El caballero interrumpió su discurso y Stephen aprovechó para decir:
—Le estoy muy agradecido por su preocupación por mí, señor, pero me permito señalar que el actual soberano tiene trece hijos, el mayor de los cuales ya dirige el país. Si el rey muere, la corona pasará a uno de ellos.
—¡Sí, sí! Pero son todos gordos y estúpidos. ¿Quién desea ser gobernado por semejantes adefesios? Cuando el pueblo de Inglaterra comprenda que puede ser gobernado por ti, Stephen, todo elegancia y donaire, con una efigie noble que ha de quedar muy bien en una moneda, ¡muy necio tendría que ser para no sentirse entusiasmado por la idea y apresurarse a apoyar tu causa!
Stephen pensó que el caballero conocía el carácter de los ingleses mucho menos de lo que suponía.
Su conversación fue interrumpida por un repentino y horrendo sonido: alguien estaba soplando un cuerno. Varios hombres se adelantaron rápidamente a cerrar las grandes puertas de la ciudad. Temiendo algún peligro, Stephen miró en derredor, alarmado.
—¿Qué sucede, señor?
—Oh, es costumbre de estas gentes cerrar la puerta todas las noches contra los malvados infieles —respondió el caballero con languidez—, palabra con la que designan a todo el que no sea ellos.
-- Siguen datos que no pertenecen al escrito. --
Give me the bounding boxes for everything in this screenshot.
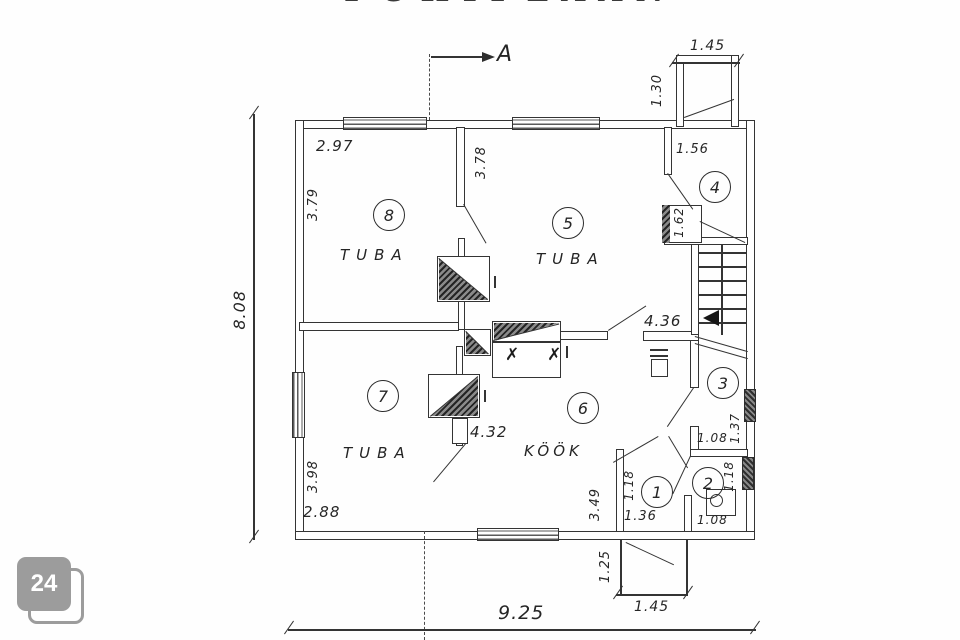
section-label: A: [497, 42, 513, 67]
door-gap-bottom: [624, 532, 682, 539]
room-3-number: 3: [718, 374, 728, 393]
wall-hall-room3-upper: [690, 340, 699, 388]
dim-line-left: [253, 114, 255, 540]
door-swing-top-porch: [684, 99, 734, 118]
dim-room5-height: 3.78: [474, 146, 489, 179]
flue-duct: [651, 359, 668, 377]
wall-wc-top: [690, 449, 748, 457]
section-line-top: [429, 54, 430, 120]
room-6-number: 6: [578, 399, 588, 418]
room-1-circle: 1: [641, 476, 673, 508]
room-5-number: 5: [563, 214, 573, 233]
dim-room7-height: 3.98: [306, 460, 321, 493]
window-bottom: [477, 528, 559, 541]
room-7-number: 7: [378, 387, 388, 406]
stair-rail-2: [695, 343, 748, 359]
room-6-circle: 6: [567, 392, 599, 424]
window-top-1: [343, 117, 427, 130]
room-4-circle: 4: [699, 171, 731, 203]
door-swing-room3: [667, 387, 694, 427]
flue-symbol-bar-2: [650, 355, 668, 357]
door-gap-top: [686, 121, 730, 128]
room-7-label: TUBA: [343, 444, 412, 462]
dim-tick: [683, 586, 693, 600]
stair-center-line: [721, 245, 723, 335]
kitchen-range-divider: [493, 341, 560, 343]
wall-room8-room5: [456, 127, 465, 207]
clipped-title-text: PÕHIPLAAN: [346, 0, 679, 9]
vent-mark-3: [484, 390, 486, 402]
dim-room8-width: 2.97: [316, 137, 353, 155]
wall-room4-left: [664, 127, 672, 175]
dim-tick: [284, 621, 294, 635]
dim-room3-width: 1.08: [697, 431, 728, 445]
dim-kitchen-width: 4.32: [470, 423, 507, 441]
stair-tread: [699, 294, 746, 296]
watermark-badge: 24: [17, 557, 71, 611]
dim-total-height: 8.08: [230, 290, 249, 330]
stair-tread: [699, 280, 746, 282]
door-swing-room7: [433, 443, 466, 482]
dim-top-porch-width: 1.45: [690, 38, 725, 54]
chimney-stub: [452, 418, 468, 444]
room-3-circle: 3: [707, 367, 739, 399]
room-2-number: 2: [703, 474, 713, 493]
vent-mark-1: [494, 276, 496, 288]
room-8-circle: 8: [373, 199, 405, 231]
dim-room7-width: 2.88: [303, 503, 340, 521]
dim-line-bottom-porch: [616, 594, 688, 596]
dim-wc-depth: 1.18: [722, 461, 736, 492]
dim-top-porch-depth: 1.30: [650, 74, 665, 107]
dim-entry-depth: 1.18: [622, 470, 636, 501]
dim-line-top-porch: [672, 62, 740, 64]
dim-room8-height: 3.79: [306, 188, 321, 221]
room-1-number: 1: [652, 483, 662, 502]
room-7-circle: 7: [367, 380, 399, 412]
flue-symbol-bar-1: [650, 349, 668, 351]
door-swing-bottom-porch: [626, 542, 674, 565]
watermark-label: 24: [31, 570, 58, 598]
room-4-number: 4: [710, 178, 720, 197]
window-top-2: [512, 117, 600, 130]
porch-bottom-right-line: [686, 540, 688, 594]
dim-bottom-porch-width: 1.45: [634, 599, 669, 615]
room-5-circle: 5: [552, 207, 584, 239]
stair-tread: [699, 252, 746, 254]
wall-room5-kitchen: [558, 331, 608, 340]
floor-plan: PÕHIPLAAN ✗ ✗: [0, 0, 960, 640]
vent-mark-2: [566, 346, 568, 358]
range-burner-marks: ✗ ✗: [505, 345, 572, 365]
dim-hall-width: 4.36: [644, 312, 681, 330]
wall-stub-below-stove: [458, 300, 465, 330]
dim-room4-closet: 1.62: [672, 207, 686, 238]
window-left: [292, 372, 305, 438]
room4-closet-hatch: [662, 205, 670, 243]
dim-total-width: 9.25: [498, 602, 544, 624]
wall-room8-room7: [299, 322, 459, 331]
dim-bottom-porch-depth: 1.25: [598, 550, 613, 583]
section-line-bottom: [424, 531, 425, 640]
wall-entry-wc: [684, 495, 692, 532]
dim-kitchen-door: 3.49: [588, 488, 603, 521]
room-8-label: TUBA: [340, 246, 409, 264]
dim-tick: [750, 621, 760, 635]
room-5-label: TUBA: [536, 250, 605, 268]
dim-entry-width: 1.36: [624, 509, 657, 524]
wall-stairs-left: [691, 243, 699, 335]
room-2-circle: 2: [692, 467, 724, 499]
room-8-number: 8: [384, 206, 394, 225]
door-swing-room5: [608, 305, 646, 330]
stair-tread: [699, 266, 746, 268]
dim-wc-width: 1.08: [697, 513, 728, 527]
clipped-title: PÕHIPLAAN: [340, 0, 760, 11]
dim-room4-entry: 1.56: [676, 142, 709, 157]
room-6-label: KÖÖK: [524, 442, 583, 460]
section-arrow-head: [482, 52, 495, 62]
stair-direction-arrow: [703, 310, 719, 326]
window-right-2: [742, 457, 754, 490]
window-right-1: [744, 389, 756, 422]
dim-line-bottom: [288, 629, 756, 631]
door-swing-room8: [463, 204, 486, 243]
dim-room3-depth: 1.37: [728, 413, 742, 444]
section-arrow-line: [431, 56, 483, 58]
door-swing-wc: [672, 456, 691, 494]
Pero dime qué opinas. ¿Qué debemos hacer?
—¿Hacer, señor? ¿Acerca de qué?
—¡De los magos, Stephen! ¡Los magos! Bien claro está que, en cuanto empiece a realizarse tu maravilloso destino, ellos van a interferir. Aunque no entiendo qué puede importarles quién sea el rey de Inglaterra. Supongo que como ellos son feos y estúpidos, prefieren que su rey también lo sea. No; son nuestros enemigos, y por tanto debemos buscar el medio de destruirlos por completo. ¿Veneno? ¿Puñales? ¿Pistolas?
Se acercó el subastador, que sostenía otra alfombra.
—Veinte monedas de plata —anunció con lenta entonación, como si pronunciara una solemne condena sobre el mundo entero.
El caballero contempló la alfombra pensativo.
—Siempre es posible hacer prisionero a alguien y mantenerlo encerrado en el dibujo de una alfombra durante unos mil años. Es una suerte especialmente horrible que suelo reservar a quienes me han ofendido en lo más hondo... como esos magos. La interminable repetición de color y diseño, por no hablar de la irritación causada por el polvo y la humillación de las manchas, siempre vuelven completamente loco al prisionero, que sale de la alfombra decidido a vengarse de todo el mundo, y entonces los magos y héroes de la época tienen que unir sus fuerzas para matarlo o, lo que es más frecuente, meterlo durante otros mil años en una prisión más espantosa todavía. Y así, su locura y su maldad crecen a medida que transcurren los milenios. ¡Sí, las alfombras! Quizá...
—Muchas gracias —le dijo Stephen al subastador—. No deseamos comprar esta alfombra. Por favor, siga su camino, señor.
—Tienes razón. Stephen —dijo el caballero—. A pesar de sus defectos, esos magos se han mostrado muy hábiles para rehuir los encantamientos. Hay que buscar otra manera de destruir su espíritu para que pierdan la voluntad de resistírsenos. ¡Hacer que deseen no haber ni soñado con practicar la magia!